The second is that there are only a few simple rules to follow. The most common schema suitable for analytics is called a star schema. The simplest models look like a star: one table in the center of the star (a fact table) and several other tables (dimensions) around it. Each dimension has a single primary key and is connected to the fact table, including the foreign key. Dimensions are not linked to each other. 

Star schema

This means the data structure will always look the same for any business use case. When you want to include a column from a dimension and a column from the fact table in the same query, there is always only one way to join the two tables. When you want to add a column from a different dimension, there is only one way to build the query. A star with five dimensions will always have precisely five connections, and the fact table will always have five foreign keys. In this course, a data model for analytics will always refer to a model consisting of one or more stars, which we call a dimensional model.

Why It Is Hard

Every data model is a simplification. There will always be objects and relationships that exist or are true but are not reflected in your model. However, the art of dimensional data modeling is correctly choosing what to keep and omit. 

In creating a data model, we are driven by the business questions we want to answer (requirements) and limited by source data. The challenge is to build a model optimized but not over-optimized for the business requirements. An over-optimized model supports the current business requirements very efficiently; the queries are easy to write and perform well. However, the model does not anticipate new requirements, so every change and every new query would need massive, complex data reorganization. Instead, the most helpful data models support the current requirements well and anticipate changes.

Data Models in GoodData

When building a model, you will create an LDM that consists of datasets. In GoodData Cloud, datasets are mapped directly to database tables. GoodData works with a semantic layer in both data modeling and building insights. The semantic layer uses business terminology—a catalog of words and phrases that have shared and governed meaning—and allows for quick and reusable query building.  The semantic layer empowers business users to build insights and answer business questions.
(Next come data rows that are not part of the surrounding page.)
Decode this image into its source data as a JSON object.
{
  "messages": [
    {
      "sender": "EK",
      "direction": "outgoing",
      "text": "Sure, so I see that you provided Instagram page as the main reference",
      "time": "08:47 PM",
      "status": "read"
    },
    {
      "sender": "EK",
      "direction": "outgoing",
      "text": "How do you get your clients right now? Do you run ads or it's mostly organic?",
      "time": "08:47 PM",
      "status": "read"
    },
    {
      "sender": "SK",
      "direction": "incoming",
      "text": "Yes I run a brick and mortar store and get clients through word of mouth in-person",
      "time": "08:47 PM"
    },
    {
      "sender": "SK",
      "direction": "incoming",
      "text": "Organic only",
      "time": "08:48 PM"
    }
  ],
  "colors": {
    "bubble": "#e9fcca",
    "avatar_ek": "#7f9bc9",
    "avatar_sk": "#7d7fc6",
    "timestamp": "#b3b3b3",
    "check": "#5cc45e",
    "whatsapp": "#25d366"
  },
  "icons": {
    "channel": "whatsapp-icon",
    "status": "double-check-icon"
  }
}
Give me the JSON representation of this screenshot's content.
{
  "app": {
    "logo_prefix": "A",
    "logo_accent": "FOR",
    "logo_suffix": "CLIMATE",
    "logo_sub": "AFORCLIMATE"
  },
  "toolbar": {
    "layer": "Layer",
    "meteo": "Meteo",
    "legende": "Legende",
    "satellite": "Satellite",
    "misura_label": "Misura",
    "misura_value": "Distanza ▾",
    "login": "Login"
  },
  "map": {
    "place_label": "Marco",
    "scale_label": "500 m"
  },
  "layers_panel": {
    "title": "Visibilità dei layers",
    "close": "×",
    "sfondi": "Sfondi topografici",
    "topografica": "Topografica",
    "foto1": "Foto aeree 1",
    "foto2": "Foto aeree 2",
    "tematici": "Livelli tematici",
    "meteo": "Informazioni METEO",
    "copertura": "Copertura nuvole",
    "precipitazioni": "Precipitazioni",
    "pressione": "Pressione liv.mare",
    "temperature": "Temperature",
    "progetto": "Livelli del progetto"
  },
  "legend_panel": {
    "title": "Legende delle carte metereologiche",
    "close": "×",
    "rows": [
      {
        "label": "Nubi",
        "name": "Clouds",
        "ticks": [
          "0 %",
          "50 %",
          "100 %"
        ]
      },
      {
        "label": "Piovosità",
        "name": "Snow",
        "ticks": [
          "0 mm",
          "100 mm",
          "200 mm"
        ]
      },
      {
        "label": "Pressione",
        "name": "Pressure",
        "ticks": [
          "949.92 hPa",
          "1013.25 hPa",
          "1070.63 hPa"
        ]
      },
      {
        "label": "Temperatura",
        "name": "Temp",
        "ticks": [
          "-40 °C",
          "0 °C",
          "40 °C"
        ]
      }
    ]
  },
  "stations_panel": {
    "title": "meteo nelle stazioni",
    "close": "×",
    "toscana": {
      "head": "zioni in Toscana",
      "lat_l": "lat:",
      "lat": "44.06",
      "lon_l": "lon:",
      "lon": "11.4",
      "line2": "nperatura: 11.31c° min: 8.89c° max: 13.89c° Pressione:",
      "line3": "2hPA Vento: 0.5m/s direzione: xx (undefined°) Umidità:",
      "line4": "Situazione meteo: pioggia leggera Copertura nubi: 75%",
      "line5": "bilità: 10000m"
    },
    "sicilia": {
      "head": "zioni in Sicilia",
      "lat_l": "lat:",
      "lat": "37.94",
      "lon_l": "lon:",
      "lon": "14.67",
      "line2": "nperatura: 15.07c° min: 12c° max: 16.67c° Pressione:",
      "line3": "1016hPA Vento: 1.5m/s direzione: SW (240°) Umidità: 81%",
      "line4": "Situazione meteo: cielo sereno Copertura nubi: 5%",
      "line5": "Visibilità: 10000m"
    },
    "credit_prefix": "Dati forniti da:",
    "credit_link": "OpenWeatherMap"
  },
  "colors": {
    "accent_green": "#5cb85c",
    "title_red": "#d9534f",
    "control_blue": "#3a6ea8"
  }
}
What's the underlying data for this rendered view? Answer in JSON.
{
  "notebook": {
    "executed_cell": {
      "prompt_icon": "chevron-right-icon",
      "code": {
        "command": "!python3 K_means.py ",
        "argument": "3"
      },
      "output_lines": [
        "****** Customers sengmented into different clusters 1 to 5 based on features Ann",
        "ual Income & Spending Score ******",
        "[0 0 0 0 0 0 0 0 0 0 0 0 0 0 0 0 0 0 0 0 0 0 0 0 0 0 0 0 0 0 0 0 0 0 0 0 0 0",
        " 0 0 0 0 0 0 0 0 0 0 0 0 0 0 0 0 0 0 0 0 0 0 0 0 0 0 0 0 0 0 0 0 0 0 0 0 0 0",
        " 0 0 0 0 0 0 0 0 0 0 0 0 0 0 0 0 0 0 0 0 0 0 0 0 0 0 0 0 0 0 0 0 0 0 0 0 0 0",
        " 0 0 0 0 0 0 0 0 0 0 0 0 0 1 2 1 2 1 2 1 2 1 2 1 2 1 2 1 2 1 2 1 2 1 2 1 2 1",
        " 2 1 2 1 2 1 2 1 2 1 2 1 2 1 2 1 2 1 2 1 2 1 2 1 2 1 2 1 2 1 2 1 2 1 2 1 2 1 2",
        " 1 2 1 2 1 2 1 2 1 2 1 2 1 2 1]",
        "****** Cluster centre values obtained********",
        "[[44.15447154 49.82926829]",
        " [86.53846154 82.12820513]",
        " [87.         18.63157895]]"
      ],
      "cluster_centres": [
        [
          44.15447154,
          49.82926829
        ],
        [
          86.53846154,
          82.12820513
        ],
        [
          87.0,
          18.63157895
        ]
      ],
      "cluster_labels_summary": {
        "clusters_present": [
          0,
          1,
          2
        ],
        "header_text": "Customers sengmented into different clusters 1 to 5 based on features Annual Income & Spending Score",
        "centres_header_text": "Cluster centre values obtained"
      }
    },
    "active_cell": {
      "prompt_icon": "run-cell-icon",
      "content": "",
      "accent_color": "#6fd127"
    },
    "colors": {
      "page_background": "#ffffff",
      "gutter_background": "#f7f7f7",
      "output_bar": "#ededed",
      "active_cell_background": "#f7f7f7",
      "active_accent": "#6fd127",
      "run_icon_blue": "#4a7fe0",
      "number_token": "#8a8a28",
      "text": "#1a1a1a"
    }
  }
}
Depending on the context, the insights are automatically translated into SQL queries executed on the physical schema. You do not specify column names or join tables.

What to Expect

There are a few things to keep in mind regarding data models and the way we discuss them in this course:

  • We will discuss only data models suitable for data analytics. Different rules would guide other data models (e.g., normalization). 
  • We will lead you toward the best designs with GoodData’s analytical engine. The engine’s power simplifies both the insight-building experience and the LDM design.

In the next lesson, we introduce the source data we will work with during this course. Then, we start asking questions that the data can answer. Each question introduces new modeling concepts.